Tapered pipe fittings are prone to leakage because they are torque-sensitive. Over-tightening can distort the threads too much and create a leakage path. Also, tapered pipe threads are prone to loosening when exposed to high vibration and wide temperature variation. Repeated assembly and disassembly only aggravates the leakage problem by distorting the threads further. Tapered pipe threads are not to be used for mechanically joining components in a system where load would be placed perpendicular to the plumbing line. This weight will further weaken the sealing joint. In light of its sealing mechanism, assembly restrictions and design limitations, pipe thread connections are optimal only when the following conditions exist:
1. Minimum hydraulic shocks or vibration
2. The fitting is limited to one or two uses
3. The system utilizes low pressure; or few operating cycles (static condition) for higher-pressure service
4. Skilled workers trained in the pros and cons of pipe fitting assembly are present
For these reasons, tapered pipe threaded connections are not recommended for dynamic pressure systems.
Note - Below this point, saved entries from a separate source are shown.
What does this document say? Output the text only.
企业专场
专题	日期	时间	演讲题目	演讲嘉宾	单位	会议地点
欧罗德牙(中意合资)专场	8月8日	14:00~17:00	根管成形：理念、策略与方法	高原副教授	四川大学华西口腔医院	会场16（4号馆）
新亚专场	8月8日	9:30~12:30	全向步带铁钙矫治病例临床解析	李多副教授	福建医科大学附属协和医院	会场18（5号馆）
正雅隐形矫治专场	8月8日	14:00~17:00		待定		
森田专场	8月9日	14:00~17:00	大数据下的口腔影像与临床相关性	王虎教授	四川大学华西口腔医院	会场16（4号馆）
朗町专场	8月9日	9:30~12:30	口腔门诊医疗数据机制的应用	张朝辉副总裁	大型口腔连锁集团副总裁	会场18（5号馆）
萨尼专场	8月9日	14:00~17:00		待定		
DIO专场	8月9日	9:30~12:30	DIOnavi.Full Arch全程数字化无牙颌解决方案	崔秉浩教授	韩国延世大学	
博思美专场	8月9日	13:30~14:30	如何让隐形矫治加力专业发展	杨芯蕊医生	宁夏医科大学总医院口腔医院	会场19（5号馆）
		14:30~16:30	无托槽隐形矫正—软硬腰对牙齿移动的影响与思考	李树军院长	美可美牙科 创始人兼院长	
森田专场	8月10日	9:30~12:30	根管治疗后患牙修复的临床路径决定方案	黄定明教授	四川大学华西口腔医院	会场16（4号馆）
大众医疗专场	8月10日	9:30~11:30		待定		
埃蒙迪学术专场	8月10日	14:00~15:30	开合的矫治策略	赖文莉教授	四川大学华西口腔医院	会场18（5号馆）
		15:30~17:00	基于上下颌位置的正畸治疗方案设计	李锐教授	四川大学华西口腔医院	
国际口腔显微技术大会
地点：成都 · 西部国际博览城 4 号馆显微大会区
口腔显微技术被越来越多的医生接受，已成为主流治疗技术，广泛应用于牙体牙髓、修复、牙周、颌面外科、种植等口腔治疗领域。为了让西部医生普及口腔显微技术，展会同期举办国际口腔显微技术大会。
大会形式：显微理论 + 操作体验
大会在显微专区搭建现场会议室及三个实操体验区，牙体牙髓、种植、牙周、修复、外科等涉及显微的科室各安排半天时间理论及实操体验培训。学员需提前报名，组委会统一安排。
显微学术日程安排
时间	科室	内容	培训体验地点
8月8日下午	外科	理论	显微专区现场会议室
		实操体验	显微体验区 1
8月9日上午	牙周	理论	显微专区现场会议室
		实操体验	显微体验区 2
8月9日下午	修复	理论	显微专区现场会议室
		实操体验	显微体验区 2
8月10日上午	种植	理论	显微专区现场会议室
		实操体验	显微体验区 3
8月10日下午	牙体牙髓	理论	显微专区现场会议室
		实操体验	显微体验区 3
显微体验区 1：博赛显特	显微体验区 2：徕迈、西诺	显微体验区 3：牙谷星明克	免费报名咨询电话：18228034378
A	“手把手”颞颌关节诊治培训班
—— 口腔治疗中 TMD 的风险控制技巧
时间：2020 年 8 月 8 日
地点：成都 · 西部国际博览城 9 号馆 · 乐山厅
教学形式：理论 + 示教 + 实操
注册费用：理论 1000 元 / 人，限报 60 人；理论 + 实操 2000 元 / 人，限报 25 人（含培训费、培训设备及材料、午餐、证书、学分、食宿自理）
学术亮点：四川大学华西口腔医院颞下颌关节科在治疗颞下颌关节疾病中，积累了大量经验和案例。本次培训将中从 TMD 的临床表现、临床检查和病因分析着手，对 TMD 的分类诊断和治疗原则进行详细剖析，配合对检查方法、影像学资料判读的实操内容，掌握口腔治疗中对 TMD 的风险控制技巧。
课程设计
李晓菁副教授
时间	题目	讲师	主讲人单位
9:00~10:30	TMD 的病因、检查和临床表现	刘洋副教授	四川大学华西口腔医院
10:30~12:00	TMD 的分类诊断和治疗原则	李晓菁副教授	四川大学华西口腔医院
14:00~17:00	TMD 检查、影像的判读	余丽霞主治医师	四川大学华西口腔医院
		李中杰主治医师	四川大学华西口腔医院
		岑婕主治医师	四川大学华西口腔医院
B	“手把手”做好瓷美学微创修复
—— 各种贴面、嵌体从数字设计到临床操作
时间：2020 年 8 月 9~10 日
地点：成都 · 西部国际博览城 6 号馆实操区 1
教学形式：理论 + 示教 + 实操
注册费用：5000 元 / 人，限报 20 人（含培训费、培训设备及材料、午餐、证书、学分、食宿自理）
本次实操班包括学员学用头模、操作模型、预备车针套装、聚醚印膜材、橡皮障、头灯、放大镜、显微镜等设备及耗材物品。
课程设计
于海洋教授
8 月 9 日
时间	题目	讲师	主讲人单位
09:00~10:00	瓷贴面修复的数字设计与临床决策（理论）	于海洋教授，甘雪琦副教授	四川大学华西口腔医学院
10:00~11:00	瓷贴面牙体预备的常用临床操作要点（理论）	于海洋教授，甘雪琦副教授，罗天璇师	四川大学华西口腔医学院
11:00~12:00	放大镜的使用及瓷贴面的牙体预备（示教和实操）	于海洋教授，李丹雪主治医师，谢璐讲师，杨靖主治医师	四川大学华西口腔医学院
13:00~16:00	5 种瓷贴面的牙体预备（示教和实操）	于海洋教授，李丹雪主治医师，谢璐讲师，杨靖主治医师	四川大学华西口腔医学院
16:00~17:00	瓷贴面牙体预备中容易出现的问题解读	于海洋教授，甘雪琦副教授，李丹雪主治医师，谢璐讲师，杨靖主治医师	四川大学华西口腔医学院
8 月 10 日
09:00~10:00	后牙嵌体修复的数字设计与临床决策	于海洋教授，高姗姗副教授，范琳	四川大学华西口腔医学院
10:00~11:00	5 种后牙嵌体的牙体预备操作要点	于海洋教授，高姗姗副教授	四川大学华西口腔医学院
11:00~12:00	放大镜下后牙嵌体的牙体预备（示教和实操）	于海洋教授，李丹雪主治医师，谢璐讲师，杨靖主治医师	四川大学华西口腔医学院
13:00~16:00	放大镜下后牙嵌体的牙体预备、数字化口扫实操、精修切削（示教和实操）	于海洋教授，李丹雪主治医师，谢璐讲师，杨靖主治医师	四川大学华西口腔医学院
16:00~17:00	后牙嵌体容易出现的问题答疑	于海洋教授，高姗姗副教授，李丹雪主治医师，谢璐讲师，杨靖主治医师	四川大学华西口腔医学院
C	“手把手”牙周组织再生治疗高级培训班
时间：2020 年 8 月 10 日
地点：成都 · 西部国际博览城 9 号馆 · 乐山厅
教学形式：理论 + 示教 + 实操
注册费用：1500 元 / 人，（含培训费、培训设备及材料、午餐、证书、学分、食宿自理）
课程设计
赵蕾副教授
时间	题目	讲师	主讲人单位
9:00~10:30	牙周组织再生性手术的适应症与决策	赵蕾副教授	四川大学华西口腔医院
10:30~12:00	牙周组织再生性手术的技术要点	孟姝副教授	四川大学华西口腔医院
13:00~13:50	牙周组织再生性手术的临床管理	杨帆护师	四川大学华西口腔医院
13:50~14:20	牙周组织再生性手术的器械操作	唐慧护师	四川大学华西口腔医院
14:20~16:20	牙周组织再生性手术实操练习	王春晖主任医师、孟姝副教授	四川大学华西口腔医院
Tapered Pipe Fittings are still widely used in industry, though, because of their relative low-cost, widespread familiarization among users, lack of alternative port designs offered by many component manufacturers, and/or when exposed to more caustic media which requires the corrosion resistance of metal-only seals.
Straight threaded adapters (also known as o-ring boss fittings and BSPP fittings) seat an O-ring on the shoulder of the male half of the connector against a metal sealing surface on the female port. Sealing is achieved and maintained by o-ring compression resulting from the clamping force generated by the tightening action. The straight threads do not seal; they provide the resistance (holding power) for service pressure.
Straight thread adapters fall into two general groups: adjustable and non-adjustable. Adjustable fittings, such as elbows and tees, allow the user to orient the shape in the direction desired before tightening to assemble. A non-adjustable fitting, such as a plug or connector, simply screws into a port and no adjustment is necessary.
Fittings that use o-rings for leak-tight connections continue to gain popularity in new hydraulic system design. The rubber-on-metal seating does not distort any metal parts and does provide a tangible “feel” when the connection is tight. This method of sealing also allows virtually unlimited disassemblies and reassemblies, though the o-ring should always be replaced as a precaution. When using o-rings, be certain that the compound used is compatible with system and environmental media.